In most diesel cars, there is a glow plug light and Check Engine light to help the driver determine if things are proper. The Glow Plug light will briefly light up, telling you the glow plugs are heating and turn off telling you to start the engine. The Check Engine light will appear when one of the sensors detects an out of spec or problem with the engine. Most engine check lights will flash if whatever condition is worsens or becomes more of a problem. The Check Engine light cannot report all things, for instance, if the water pump or fuel pump are bad or failing, it will not trigger an engine code warning you. You will just breakdown.
Many people do nothing when the Check Engine light appears on the panel. Like other sensors, you have to be able to read the codes to give you any idea of what is wrong. Some scanners can read codes "deeper", most readers that consumers buy cannot do this.
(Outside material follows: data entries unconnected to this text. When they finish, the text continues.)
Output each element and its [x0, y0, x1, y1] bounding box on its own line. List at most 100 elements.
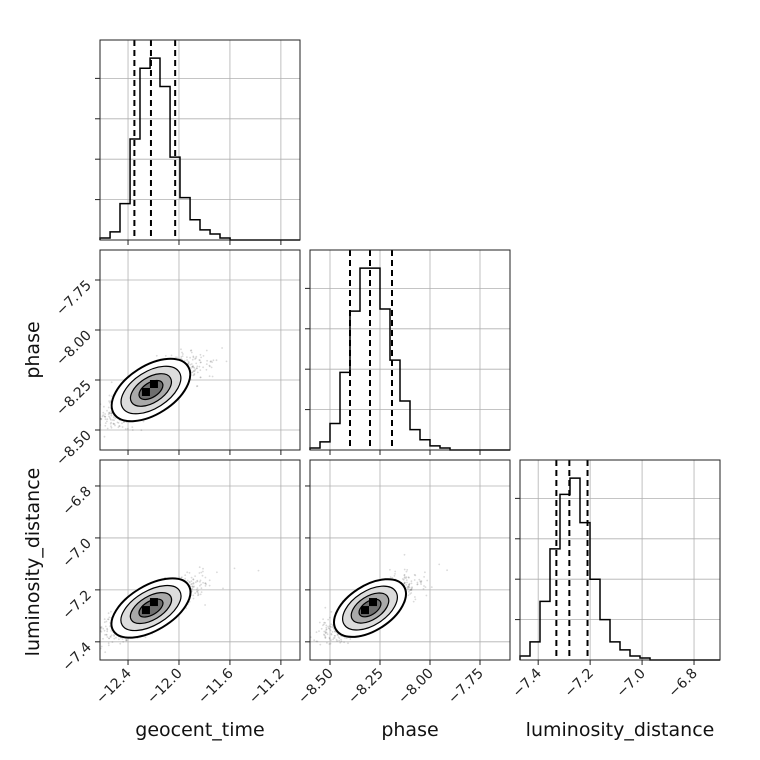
sample-point — [107, 406, 110, 409]
sample-point — [110, 630, 112, 632]
sample-point — [96, 418, 98, 420]
sample-point — [109, 635, 112, 638]
sample-point — [90, 643, 92, 645]
density-peak — [141, 606, 150, 615]
sample-point — [191, 358, 194, 361]
sample-point — [192, 597, 195, 600]
scatter-panel-geocent-time-phase — [69, 249, 301, 455]
sample-point — [189, 363, 192, 366]
sample-point — [188, 572, 191, 574]
sample-point — [222, 587, 224, 590]
histogram-panel-luminosity-distance — [515, 459, 721, 665]
sample-point — [180, 356, 183, 358]
sample-point — [187, 360, 190, 363]
sample-point — [187, 362, 190, 365]
sample-point — [196, 588, 198, 591]
sample-point — [196, 385, 198, 388]
sample-point — [118, 425, 121, 427]
sample-point — [233, 567, 236, 570]
sample-point — [110, 414, 113, 417]
sample-point — [102, 414, 105, 417]
sample-point — [181, 355, 184, 357]
sample-point — [209, 365, 211, 368]
sample-point — [95, 405, 97, 407]
sample-point — [188, 581, 191, 584]
sample-point — [118, 638, 120, 641]
sample-point — [122, 421, 125, 423]
sample-point — [196, 587, 199, 589]
sample-point — [87, 420, 89, 422]
sample-point — [186, 356, 188, 359]
sample-point — [199, 369, 202, 372]
sample-point — [94, 424, 96, 426]
sample-point — [111, 395, 113, 398]
sample-point — [109, 417, 112, 420]
sample-point — [194, 575, 197, 577]
sample-point — [196, 367, 198, 369]
sample-point — [192, 356, 195, 359]
density-peak — [141, 388, 150, 396]
sample-point — [107, 612, 110, 615]
sample-point — [186, 359, 189, 361]
sample-point — [191, 587, 194, 590]
sample-point — [192, 374, 195, 377]
sample-point — [110, 381, 113, 384]
sample-point — [83, 412, 85, 414]
sample-point — [107, 618, 109, 621]
sample-point — [108, 401, 111, 404]
sample-point — [104, 415, 106, 418]
sample-point — [206, 359, 209, 362]
sample-point — [200, 361, 202, 364]
sample-point — [210, 360, 212, 363]
sample-point — [182, 353, 184, 355]
sample-point — [94, 414, 96, 416]
sample-point — [196, 385, 199, 387]
sample-point — [106, 636, 109, 638]
sample-point — [103, 618, 106, 620]
sample-point — [192, 365, 195, 368]
sample-point — [116, 421, 119, 424]
sample-point — [155, 354, 158, 357]
sample-point — [196, 591, 199, 593]
sample-point — [212, 359, 215, 362]
sample-point — [184, 574, 187, 577]
sample-point — [103, 435, 106, 438]
histogram-geocent-time — [99, 57, 300, 241]
sample-point — [200, 583, 203, 586]
sample-point — [113, 423, 116, 425]
sample-point — [189, 356, 192, 359]
panel-frame — [519, 459, 721, 661]
panel-frame — [99, 459, 301, 661]
sample-point — [208, 579, 211, 582]
sample-point — [69, 418, 71, 420]
sample-point — [106, 427, 109, 430]
sample-point — [205, 583, 208, 586]
sample-point — [108, 394, 111, 397]
sample-point — [93, 429, 95, 431]
sample-point — [200, 356, 203, 359]
sample-point — [86, 420, 88, 422]
density-peak — [149, 380, 158, 388]
sample-point — [180, 348, 182, 351]
sample-point — [195, 367, 198, 370]
sample-point — [192, 370, 195, 372]
sample-point — [193, 373, 196, 376]
sample-point — [198, 365, 201, 368]
sample-point — [109, 625, 111, 628]
sample-point — [195, 362, 198, 365]
sample-point — [92, 635, 94, 637]
sample-point — [192, 578, 195, 581]
sample-point — [208, 375, 211, 378]
histogram-luminosity-distance — [519, 477, 720, 661]
sample-point — [100, 626, 103, 629]
sample-point — [199, 359, 201, 362]
sample-point — [200, 591, 203, 593]
sample-point — [174, 356, 177, 359]
sample-point — [103, 415, 106, 418]
sample-point — [117, 426, 120, 429]
sample-point — [191, 365, 194, 368]
sample-point — [105, 620, 108, 623]
sample-point — [109, 636, 112, 638]
sample-point — [104, 625, 107, 628]
sample-point — [186, 571, 189, 574]
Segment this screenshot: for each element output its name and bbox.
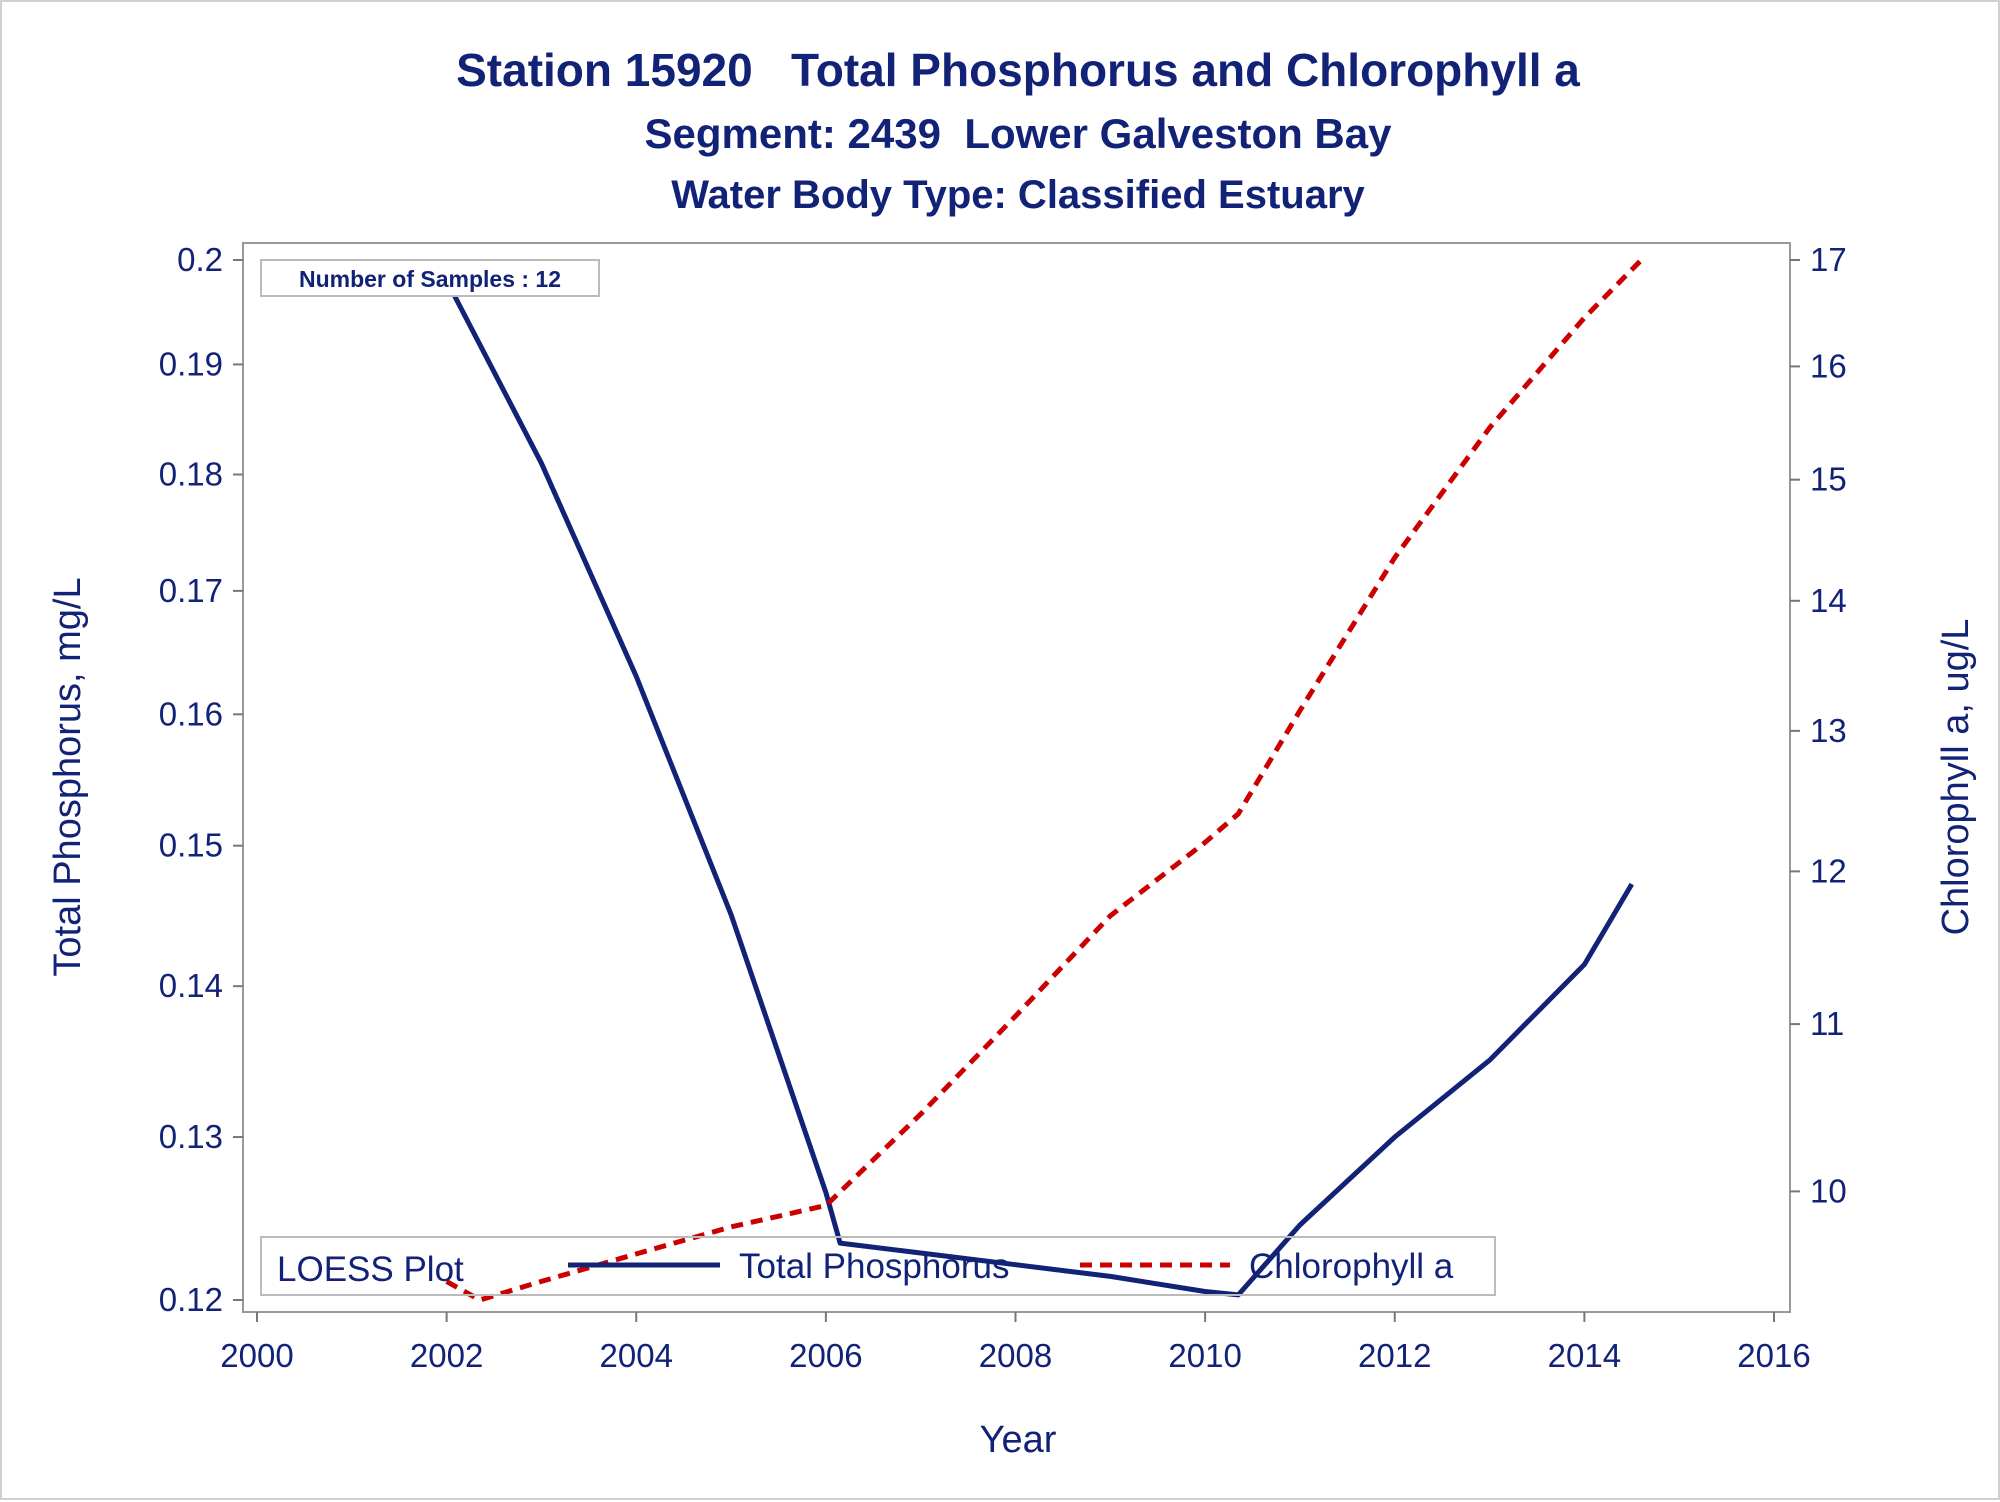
- plot-area: [242, 242, 1791, 1313]
- x-tick-label: 2014: [1548, 1337, 1621, 1374]
- y2-tick-label: 11: [1810, 1005, 1844, 1042]
- y-axis-label: Total Phosphorus, mg/L: [47, 577, 89, 976]
- series-line-total-phosphorus: [444, 279, 1634, 1298]
- data-point-chlorophyll-a: [1584, 317, 1585, 318]
- y-tick-label: 0.13: [159, 1118, 223, 1155]
- data-point-chlorophyll-a: [1489, 427, 1490, 428]
- x-tick-label: 2008: [979, 1337, 1052, 1374]
- y2-tick-label: 16: [1810, 347, 1847, 384]
- data-point-total-phosphorus: [1394, 1137, 1395, 1138]
- data-point-chlorophyll-a: [731, 1226, 732, 1227]
- data-point-total-phosphorus: [731, 914, 732, 915]
- data-point-total-phosphorus: [1205, 1291, 1206, 1292]
- data-point-total-phosphorus: [840, 1243, 841, 1244]
- x-tick-label: 2006: [789, 1337, 862, 1374]
- data-point-total-phosphorus: [825, 1192, 826, 1193]
- y2-tick-label: 17: [1810, 241, 1847, 278]
- x-tick-label: 2000: [220, 1337, 293, 1374]
- data-point-chlorophyll-a: [636, 1253, 637, 1254]
- y-axis-left: 0.12 0.13 0.14 0.15 0.16 0.17 0.18 0.19 0.2: [159, 241, 243, 1318]
- data-point-chlorophyll-a: [541, 1281, 542, 1282]
- chart-subtitle-2: Water Body Type: Classified Estuary: [671, 173, 1365, 217]
- y-tick-label: 0.17: [159, 572, 223, 609]
- legend: LOESS Plot Total Phosphorus Chlorophyll …: [260, 1236, 1496, 1296]
- y-tick-label: 0.2: [177, 241, 223, 278]
- legend-title: LOESS Plot: [277, 1250, 464, 1289]
- legend-box: [260, 1236, 1496, 1296]
- data-point-total-phosphorus: [1110, 1276, 1111, 1277]
- sample-count-text: Number of Samples : 12: [299, 266, 561, 292]
- data-point-total-phosphorus: [1299, 1225, 1300, 1226]
- x-tick-label: 2010: [1168, 1337, 1241, 1374]
- data-point-chlorophyll-a: [1641, 260, 1642, 261]
- data-point-chlorophyll-a: [1238, 813, 1239, 814]
- series-layer: [444, 258, 1644, 1303]
- data-point-chlorophyll-a: [1205, 842, 1206, 843]
- y2-axis-label: Chlorophyll a, ug/L: [1935, 619, 1977, 936]
- data-point-chlorophyll-a: [1110, 915, 1111, 916]
- x-axis-label: Year: [980, 1419, 1057, 1461]
- y2-tick-label: 10: [1810, 1172, 1847, 1209]
- y2-tick-label: 14: [1810, 582, 1847, 619]
- data-point-total-phosphorus: [636, 676, 637, 677]
- legend-label-chlorophyll-a: Chlorophyll a: [1249, 1247, 1454, 1286]
- y-axis-right: 10 11 12 13 14 15 16 17: [1790, 241, 1847, 1209]
- y2-tick-label: 13: [1810, 712, 1847, 749]
- y2-tick-label: 15: [1810, 461, 1847, 498]
- sample-count-box: Number of Samples : 12: [260, 259, 600, 297]
- data-point-chlorophyll-a: [479, 1300, 480, 1301]
- chart-subtitle: Segment: 2439 Lower Galveston Bay: [645, 110, 1393, 157]
- data-point-total-phosphorus: [1489, 1060, 1490, 1061]
- chart-title: Station 15920 Total Phosphorus and Chlor…: [456, 44, 1580, 96]
- data-point-total-phosphorus: [1631, 884, 1632, 885]
- legend-label-total-phosphorus: Total Phosphorus: [739, 1247, 1009, 1286]
- y-tick-label: 0.19: [159, 345, 223, 382]
- x-tick-label: 2012: [1358, 1337, 1431, 1374]
- data-point-chlorophyll-a: [1299, 710, 1300, 711]
- y-tick-label: 0.12: [159, 1281, 223, 1318]
- x-tick-label: 2002: [410, 1337, 483, 1374]
- x-tick-label: 2004: [600, 1337, 673, 1374]
- y-tick-label: 0.14: [159, 967, 223, 1004]
- data-point-chlorophyll-a: [1394, 557, 1395, 558]
- y-tick-label: 0.16: [159, 695, 223, 732]
- data-point-total-phosphorus: [1584, 964, 1585, 965]
- x-tick-label: 2016: [1737, 1337, 1810, 1374]
- data-point-chlorophyll-a: [1015, 1016, 1016, 1017]
- data-point-total-phosphorus: [1015, 1264, 1016, 1265]
- data-point-chlorophyll-a: [920, 1114, 921, 1115]
- y-tick-label: 0.15: [159, 827, 223, 864]
- data-point-chlorophyll-a: [825, 1205, 826, 1206]
- y2-tick-label: 12: [1810, 852, 1847, 889]
- y-tick-label: 0.18: [159, 456, 223, 493]
- x-axis: 2000 2002 2004 2006 2008 2010 2012 2014 2016: [220, 1312, 1811, 1374]
- series-line-chlorophyll-a: [445, 258, 1644, 1303]
- data-point-total-phosphorus: [541, 463, 542, 464]
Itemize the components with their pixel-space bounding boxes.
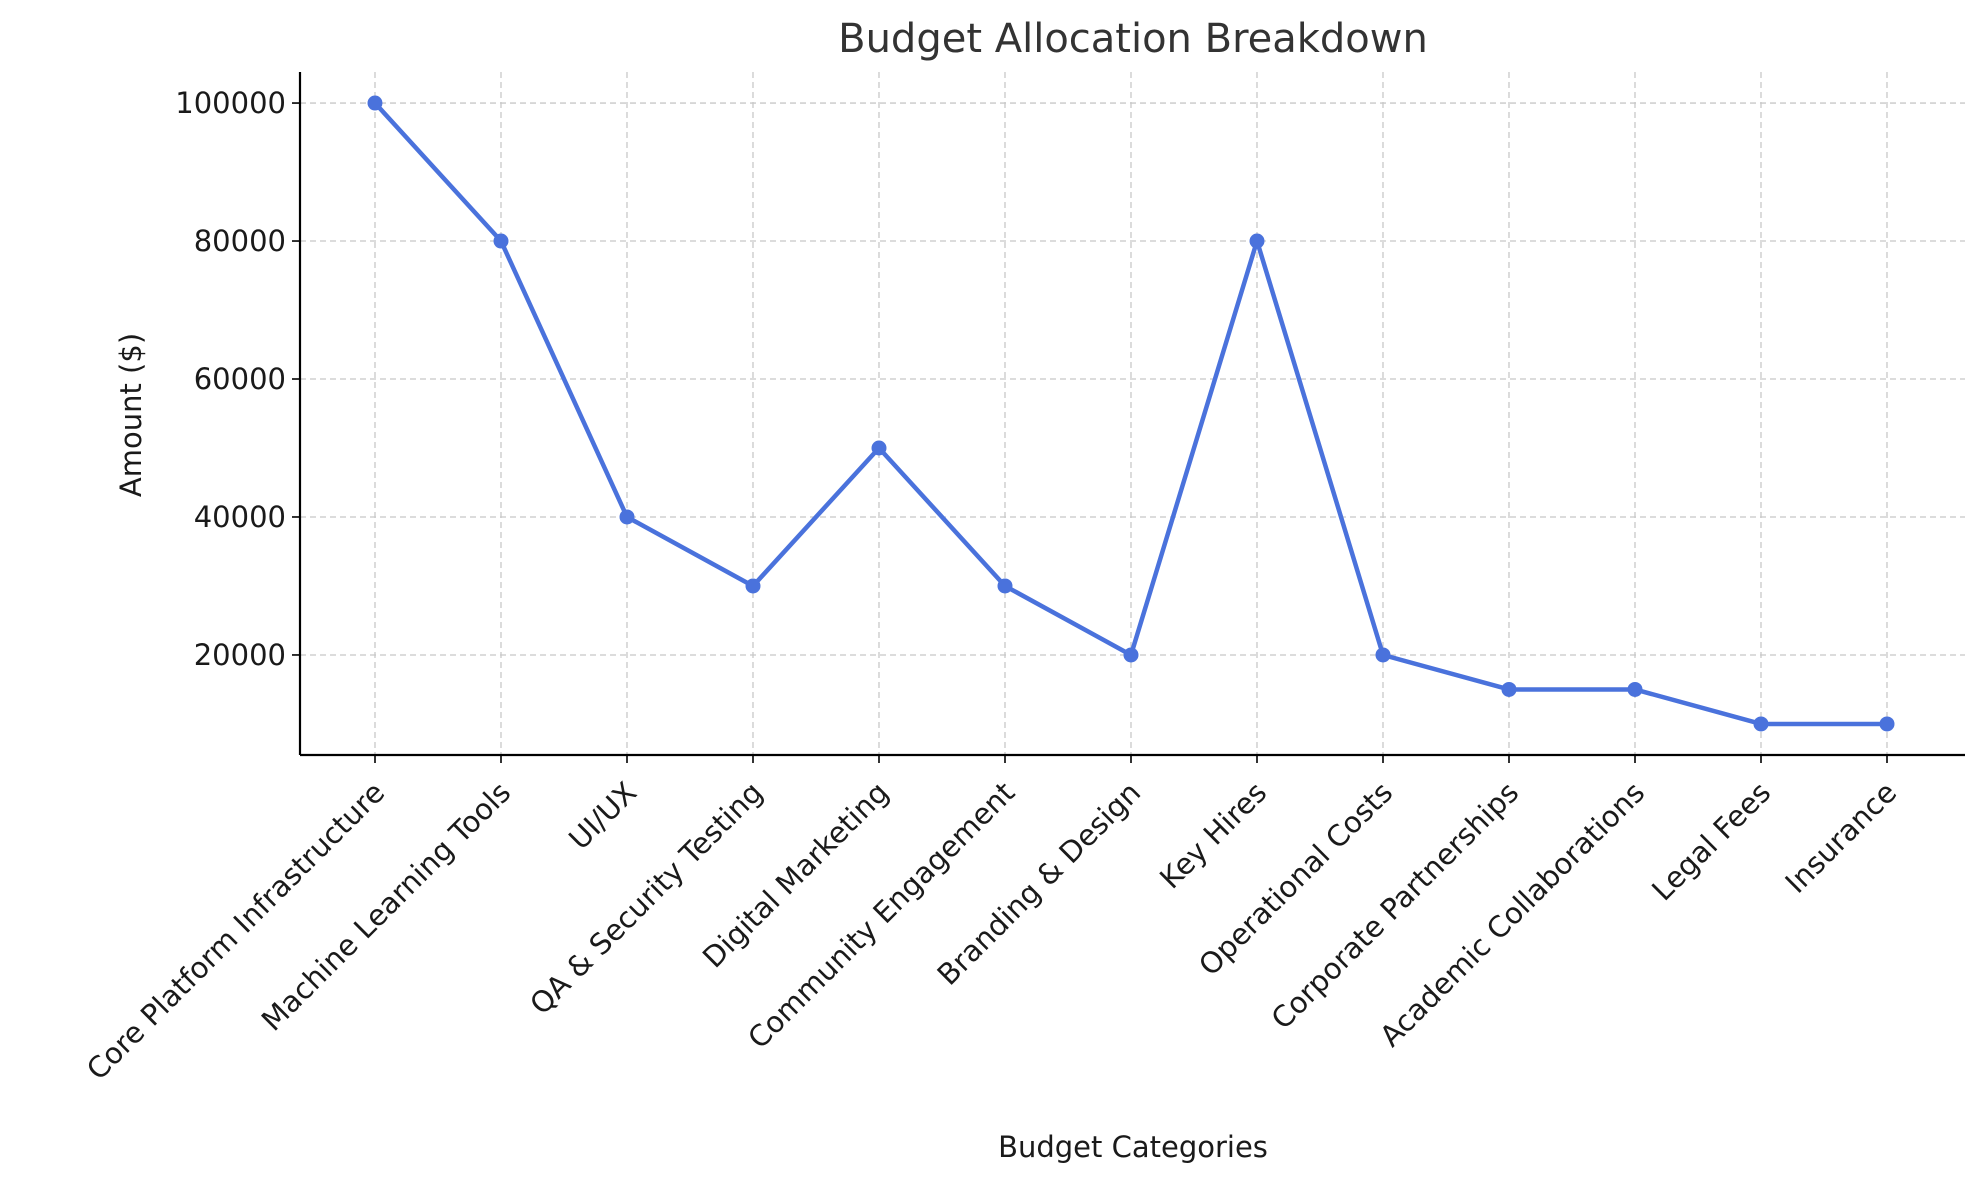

With a flashing glow plug light in a diesel, it means something has a major malfunction. Unlike the Check Engine light, which comes on when there is a malfunction and sends out an engine code, the Glow Plug light that flashes may or may not send out a code about what the malfunction is. If it does, then, the Check Engine light appears.
If the flashing glow plug light has NOT triggered the Check Engine light, there is a good chance it has nothing to with the engine. In a VW, the common problems that cause this condition are burnt out brake lights and the brake pedal switch, located behind the brake pedal. Before rushing to a VW mechanic that will charge $120 to hook the car up to the VW computer for codes, simply change the brake light bulbs, then, see if the light stops flashing and goes out. If if does not, depress the brake pedal a few times. In my case, after switching out the brake bulbs, the Glow Plug light continued to flash. Thinking it might be the brake pedal switch, I depressed the brake pedal a few times. The light went off. I suspect the plunger in the switch had got stuck, which caused the problem, in part. Both of my brake lights were bad.
Since my Check Engine light had not come on, I checked for codes- nothing. So, I knew it was not a serious malfunction as the VW manual stated it was. But, had the Glow Plug light not stopped flashing after depressing the brake pedal, I would have had to take it to VW, because there could be hundreds of other causes, like, bad connections, damaged wires to way more serious things.
If you do have a flashing Glow Plug light, before you go to VW, check the brake lights and brake pedal switch, especially, if the Check Engine light does not appear.